Baseball Week Countdown: #4 - A League of Their Own

Two major advantages of baseball films is their ability to tap into the history of America, therein creating a wonderfully nostalgic appeal, and their ability to develop a wide, colorful cast of characters.  What is so wonderful about this next film is how it takes the conventions of an ensemble baseball cast and flips the script to show an important portion of the sport in this country. 

#4 - A League of Their Own

A League of Their Own focuses on a time in American when World War II was sending any and everyone overseas to fight the Nazis, thus leaving baseball high and dry.  We all know how women at the time were asked to step up and do their part, but a select few were chosen to star in an all girls baseball league while their men fought in the war.  From inside this set up, the film focuses on two lucky sisters chosen to play in the league, the married Dottie Henson (Geena Davis) and the kid-like Kit Keller (Lori Petty).  Dottie is a superior athlete, Kit the younger spitfire with the chip on her shoulder.  One day, a scout (Jon Lovitz) comes calling and wants Dottie.  She will only go if Kit can come along.

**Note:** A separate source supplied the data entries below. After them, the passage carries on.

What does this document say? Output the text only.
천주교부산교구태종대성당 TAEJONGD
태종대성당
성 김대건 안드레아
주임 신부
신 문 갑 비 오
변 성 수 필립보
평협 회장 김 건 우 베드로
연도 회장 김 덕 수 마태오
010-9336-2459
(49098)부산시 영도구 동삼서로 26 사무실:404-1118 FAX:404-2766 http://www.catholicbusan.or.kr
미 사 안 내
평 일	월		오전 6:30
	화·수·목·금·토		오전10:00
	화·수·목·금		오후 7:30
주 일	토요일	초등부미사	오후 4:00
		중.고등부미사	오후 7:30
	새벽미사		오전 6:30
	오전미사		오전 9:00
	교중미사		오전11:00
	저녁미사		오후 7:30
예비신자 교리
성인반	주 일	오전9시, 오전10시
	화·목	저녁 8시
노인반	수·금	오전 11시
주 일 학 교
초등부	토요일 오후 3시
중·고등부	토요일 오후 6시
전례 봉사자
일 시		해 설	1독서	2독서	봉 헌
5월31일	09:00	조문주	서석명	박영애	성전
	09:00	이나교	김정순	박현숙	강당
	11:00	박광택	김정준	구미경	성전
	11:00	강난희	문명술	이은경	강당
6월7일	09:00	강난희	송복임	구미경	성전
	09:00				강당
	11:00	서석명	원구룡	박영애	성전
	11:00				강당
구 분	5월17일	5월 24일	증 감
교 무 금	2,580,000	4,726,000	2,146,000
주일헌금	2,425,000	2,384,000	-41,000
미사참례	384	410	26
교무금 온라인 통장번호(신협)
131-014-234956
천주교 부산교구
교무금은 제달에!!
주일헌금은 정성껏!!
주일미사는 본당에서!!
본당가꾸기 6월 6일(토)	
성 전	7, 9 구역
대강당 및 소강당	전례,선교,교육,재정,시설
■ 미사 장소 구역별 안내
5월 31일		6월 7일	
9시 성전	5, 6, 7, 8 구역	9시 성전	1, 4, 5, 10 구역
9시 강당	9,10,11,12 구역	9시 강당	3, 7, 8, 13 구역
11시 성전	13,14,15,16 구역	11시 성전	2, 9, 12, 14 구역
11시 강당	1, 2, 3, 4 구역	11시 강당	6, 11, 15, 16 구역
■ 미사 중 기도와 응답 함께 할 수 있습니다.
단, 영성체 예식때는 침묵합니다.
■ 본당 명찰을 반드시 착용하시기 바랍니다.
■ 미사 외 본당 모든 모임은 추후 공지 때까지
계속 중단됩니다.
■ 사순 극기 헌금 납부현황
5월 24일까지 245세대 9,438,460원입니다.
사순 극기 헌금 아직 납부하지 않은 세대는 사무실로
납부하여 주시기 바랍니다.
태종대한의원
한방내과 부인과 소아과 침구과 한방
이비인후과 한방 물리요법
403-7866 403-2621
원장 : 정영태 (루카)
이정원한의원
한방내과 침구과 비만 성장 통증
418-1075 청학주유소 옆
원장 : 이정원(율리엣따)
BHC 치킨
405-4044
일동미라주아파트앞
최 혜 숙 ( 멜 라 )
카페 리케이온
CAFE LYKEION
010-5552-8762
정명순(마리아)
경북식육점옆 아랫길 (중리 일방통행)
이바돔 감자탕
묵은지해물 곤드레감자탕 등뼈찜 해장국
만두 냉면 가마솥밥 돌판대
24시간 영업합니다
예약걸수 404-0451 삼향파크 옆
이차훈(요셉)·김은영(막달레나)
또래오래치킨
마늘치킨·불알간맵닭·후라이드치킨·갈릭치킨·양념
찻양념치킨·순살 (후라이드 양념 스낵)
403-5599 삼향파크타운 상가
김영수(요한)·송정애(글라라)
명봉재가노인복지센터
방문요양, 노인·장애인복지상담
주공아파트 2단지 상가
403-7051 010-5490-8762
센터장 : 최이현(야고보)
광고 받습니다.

This trio serves as a channel into the tryouts where we meet the cast of female ballplayers.  There is Mae and Doris (Madonna and Rosie O'Donnell, essentially playing versions of themselves, Betty 'Spaghetti' Horn, soft-spoken Evelyn Gardner, and of course Marla Hooch, a homely super athlete played by Megan Cavanagh.  Once the teams are separated the field of actors slims down enough where it is fairly simple to identify the satellite players.  Of course, these teams all need a manager, and this is where an inspired bit of casting balances the film and adds great comedy.

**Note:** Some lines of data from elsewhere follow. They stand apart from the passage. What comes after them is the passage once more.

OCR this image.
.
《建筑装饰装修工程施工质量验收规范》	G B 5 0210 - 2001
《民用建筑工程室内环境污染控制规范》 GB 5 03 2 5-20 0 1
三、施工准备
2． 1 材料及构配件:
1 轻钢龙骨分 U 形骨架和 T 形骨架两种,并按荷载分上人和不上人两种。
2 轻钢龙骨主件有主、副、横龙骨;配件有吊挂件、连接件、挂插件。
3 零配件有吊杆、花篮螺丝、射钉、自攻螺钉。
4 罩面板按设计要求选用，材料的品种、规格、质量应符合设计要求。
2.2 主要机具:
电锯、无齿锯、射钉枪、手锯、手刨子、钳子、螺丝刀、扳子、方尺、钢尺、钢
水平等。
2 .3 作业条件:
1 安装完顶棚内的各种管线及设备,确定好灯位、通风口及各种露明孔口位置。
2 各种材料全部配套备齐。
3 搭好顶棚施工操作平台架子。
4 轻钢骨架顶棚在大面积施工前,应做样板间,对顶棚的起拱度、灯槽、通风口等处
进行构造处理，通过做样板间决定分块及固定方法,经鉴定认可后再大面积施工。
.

The owner of the Rockford Peaches, the team at the center of the film with Dottie and Kit, employs former superstar Jimmy Dugan to manage his team.  Jimmy, played perfectly by Tom Hanks, would be in the War had he not torn his knee to shreds some years earlier.  Now out of the game, and a fairly comical shabby drunk, Dugan reluctantly takes the gig because he needs the cash, but doesn't take it seriously.  This is evident in his first meeting with the team where he arrives fully in the bag, bitter, and disinterested in the events on the field.  Naturally, the friction between Dugan and the team dissolves thanks in no small part to Dottie's superior play and no nonsense attitude towards Jimmy's bitterness.  But not before there are some laugh out loud moments between Jimmy, his frustrations, and the alteration he must undergo into order to manage women.  Sensitivity is not his strongest trait early on.

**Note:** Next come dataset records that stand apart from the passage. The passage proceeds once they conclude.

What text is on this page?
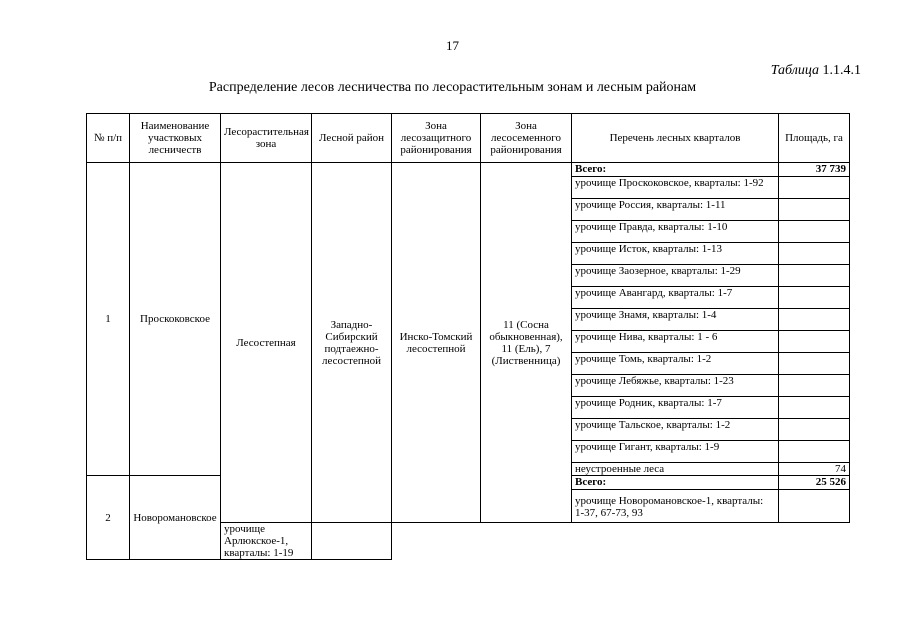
17
Таблица 1.1.4.1
Распределение лесов лесничества по лесорастительным зонам и лесным районам
№ п/п	Наименование участковых лесничеств	Лесорастительная зона	Лесной район	Зона лесозащитного районирования	Зона лесосеменного районирования	Перечень лесных кварталов	Площадь, га
1	Проскоковское	Лесостепная	Западно-Сибирский подтаежно-лесостепной	Инско-Томский лесостепной	11 (Сосна обыкновенная), 11 (Ель), 7 (Лиственница)	Всего:	37 739
						урочище Проскоковское, кварталы: 1-92	
						урочище Россия, кварталы: 1-11	
						урочище Правда, кварталы: 1-10	
						урочище Исток, кварталы: 1-13	
						урочище Заозерное, кварталы: 1-29	
						урочище Авангард, кварталы: 1-7	
						урочище Знамя, кварталы: 1-4	
						урочище Нива, кварталы: 1 - 6	
						урочище Томь, кварталы: 1-2	
						урочище Лебяжье, кварталы: 1-23	
						урочище Родник, кварталы: 1-7	
						урочище Тальское, кварталы: 1-2	
						урочище Гигант, кварталы: 1-9	
						неустроенные леса	74
2	Новоромановское					Всего:	25 526
						урочище Новоромановское-1, кварталы: 1-37, 67-73, 93	
		урочище Арлюкское-1, кварталы: 1-19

A League of Their Own takes the conventions of a baseball film, the team aspect, the superstar, learning to win together, and adds freshness in putting us into the short-lived All-American Girls Baseball League.  And the baseball scenes, plenty of them along the way, are all very well done.  There was not a moment where you are taken out of the action by clumsy blocking or a phony feel.  Director Penny Marshall keeps the pacing up and keeps the wit sharp.  This is often an overlooked baseball picture because it is anything but conventional with its casting, but there is wonderful heart and soul at the core of A League of Their Own.